Tribunal Administratif de La Réunion — Décision N° TA101-2600130

mardi 3 février 2026

JuridictionTribunal Administratif de La Réunion
SectionTribunal Administratif de La Réunion
N° DossierTA101-2600130
TypeOrdonnance
RecoursExcès de pouvoir
Avocat requérantBEN SLAMIA

Résumé IA

Le Tribunal Administratif de La Réunion, statuant en référé sur le fondement de l'article L. 521-1 du code de justice administrative, a rejeté la demande de suspension de la décision du préfet refusant l'admission au séjour de Mme A.... Le juge a estimé que la condition d'urgence n'était pas remplie, la requérante ne justifiant pas de circonstances particulières caractérisant une atteinte grave et immédiate à sa situation, dès lors qu'il ne s'agissait pas d'un refus de renouvellement de titre de séjour. La solution retenue s'appuie sur les dispositions des articles L. 521-1 et L. 522-3 du code de justice administrative.

Texte intégral

Vu la procédure suivante :

Par une requête enregistrée le 27 janvier 2026, Mme B... A..., représentée par Me Ben Slamia, demande au juge des référés, sur le fondement de l’article L. 521-1 du code de justice administrative :

1°) de suspendre la décision n°2025/303 du 28 novembre 2025 par laquelle le préfet de La Réunion a refusé de l’admettre au séjour ;

2°) d’enjoindre au préfet de La Réunion de réexaminer sa demande de titre de séjour sous astreinte de 53 euros par jour de retard à compter de l’ordonnance à intervenir ;

3°) de mettre à la charge de l’Etat la somme de 2 500 euros sur le fondement de l’article L. 761-1 du code de justice administrative.

Elle soutient que :
- la condition d’urgence est remplie eu égard au risque d’éloignement et de séparation avec sa fille et son conjoint, en méconnaissance des stipulations de l’article 3 de la convention internationale des droits de l’enfant et du droit à mener une vie privée et familiale garanti par l’article 8 de la convention européenne de sauvegarde des droits de l’homme et des libertés fondamentales ;
- les moyens tirés de la violation du droit au respect de la vie privée et familiale garanti par l’article 8 de la convention européenne de sauvegarde des droits de l’homme et des libertés fondamentales, de la méconnaissance des articles L. 441-8 et L. 423-7 du code de l’entrée et du séjour des étrangers et du droit d’asile sont, en l’état de l’instruction, de nature à créer un doute sérieux quant à la légalité de la décision attaquée.


Vu :
- la requête enregistrée le 27 janvier 2026 sous le numéro 2600131 par laquelle Mme A... demande l’annulation de la décision attaquée.
- les autres pièces du dossier.
Vu :
- la convention internationale des droits de l’enfant ;
- la convention européenne de sauvegarde des droits de l’homme et des libertés fondamentales ;
- le code de l’entrée et du séjour des étrangers et du droit d’asile ;
- le code de justice administrative.
Considérant ce qui suit :

1. Aux termes de l'article L. 521-1 du code de justice administrative : « Quand une décision administrative, même de rejet, fait l’objet d’une requête en annulation ou en réformation, le juge des référés, saisi d’une demande en ce sens, peut ordonner la suspension de l’exécution de cette décision, ou de certains de ses effets, lorsque l’urgence le justifie et qu’il est fait état d’un moyen propre à créer, en l’état de l’instruction, un doute sérieux quant à la légalité de la décision (…) ». Aux termes de l’article R. 522-1 du même code : « La requête visant au prononcé de mesures d’urgence doit contenir l’exposé au moins sommaire des faits et moyens et justifier de l’urgence de l’affaire.
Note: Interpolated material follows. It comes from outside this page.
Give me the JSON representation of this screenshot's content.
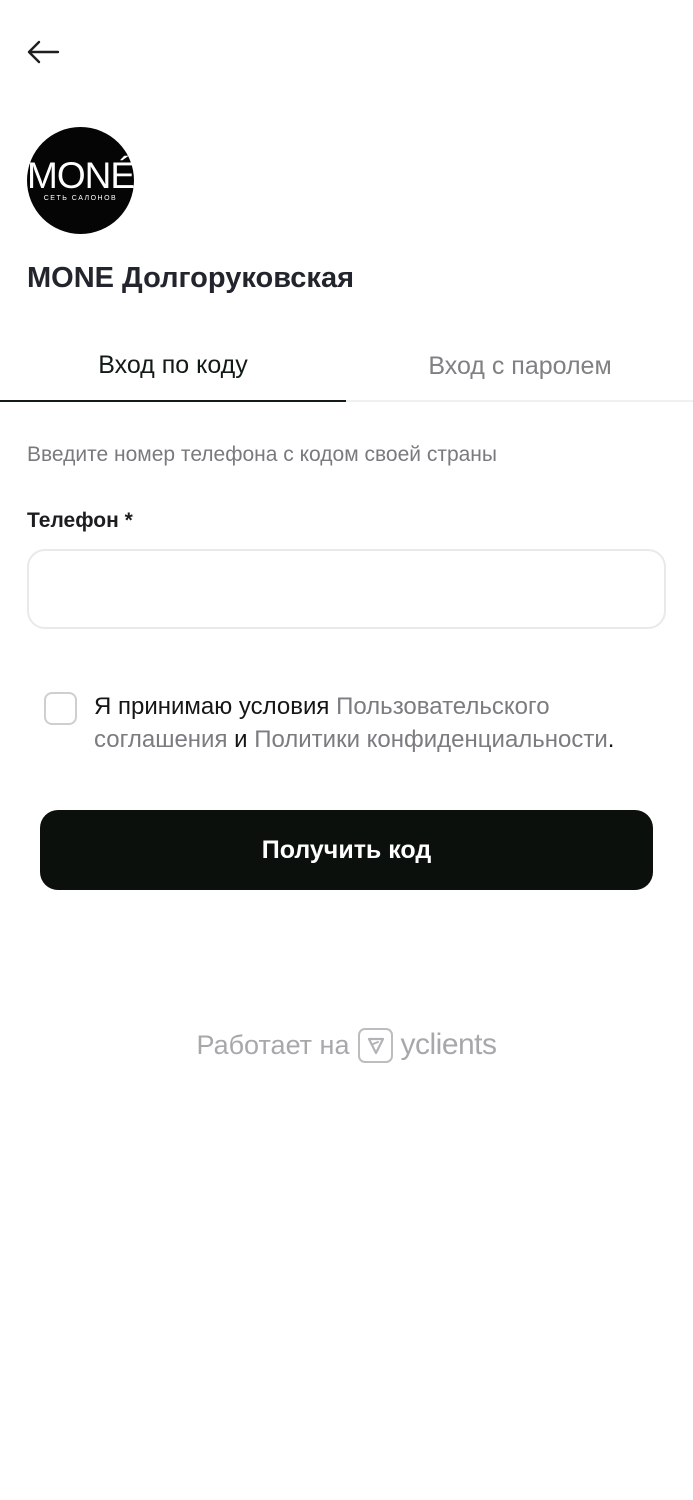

A peine d’irrecevabilité, les conclusions tendant à la suspension d’une décision administrative ou de certains de ses effets doivent être présentés par requête distincte de la requête à fin d’annulation ou de réformation et accompagnées d’une copie de cette dernière ». Enfin, en vertu de l’article L. 522-3, le juge des référés peut rejeter la requête sans instruction ni audience « lorsque la demande ne présente pas un caractère d’urgence ».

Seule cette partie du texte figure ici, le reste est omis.